Isso trouxe danos a sua imagem. Sabemos que leva décadas para construir uma imagem empresarial sólida, mas pode demorar pouquíssimo tempo para perdê-la. Mas como ela desenvolveu o mais poderoso e formidável sistema de gestão dos últimos 50 anos, isso pode permitir uma reviravolta.

Akio Toyoda, um descendente da família fundadora, ao assumir a presidência mundial da Toyota há quase um ano já apontava que era um momento critico na empresa para evitar o comportamento arrogante tradicional de grandes empresas. Ele pretendia dar uma freada no crescimento vertiginoso e cuidar mais do retorno aos fundamentos (“back to basics”).
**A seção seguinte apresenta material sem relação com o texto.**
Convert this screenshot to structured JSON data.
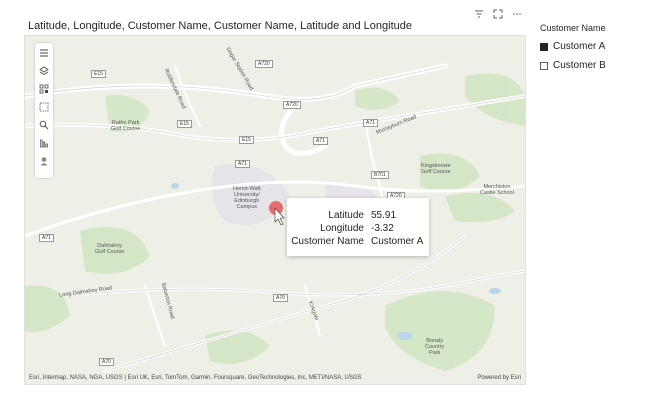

Assim, a maior causa de problemas da Toyota pode ser sua incapacidade de seguir fiel na prática ao seu próprio sistema ideal de gestão.

Ainda vai demorar algum tempo para sabermos se o reinado da Toyota como líder mundial vai ser curto e se ela vai ser destronada por outra empresa, usando as mesmas armas, ou se ela conseguirá se manter solidamente no topo da indústria automobilística mundial por um longo tempo. Podem pairar dúvidas sobre a vitória da Toyota. Mas a vitória do Sistema da Toyota é inquestionável.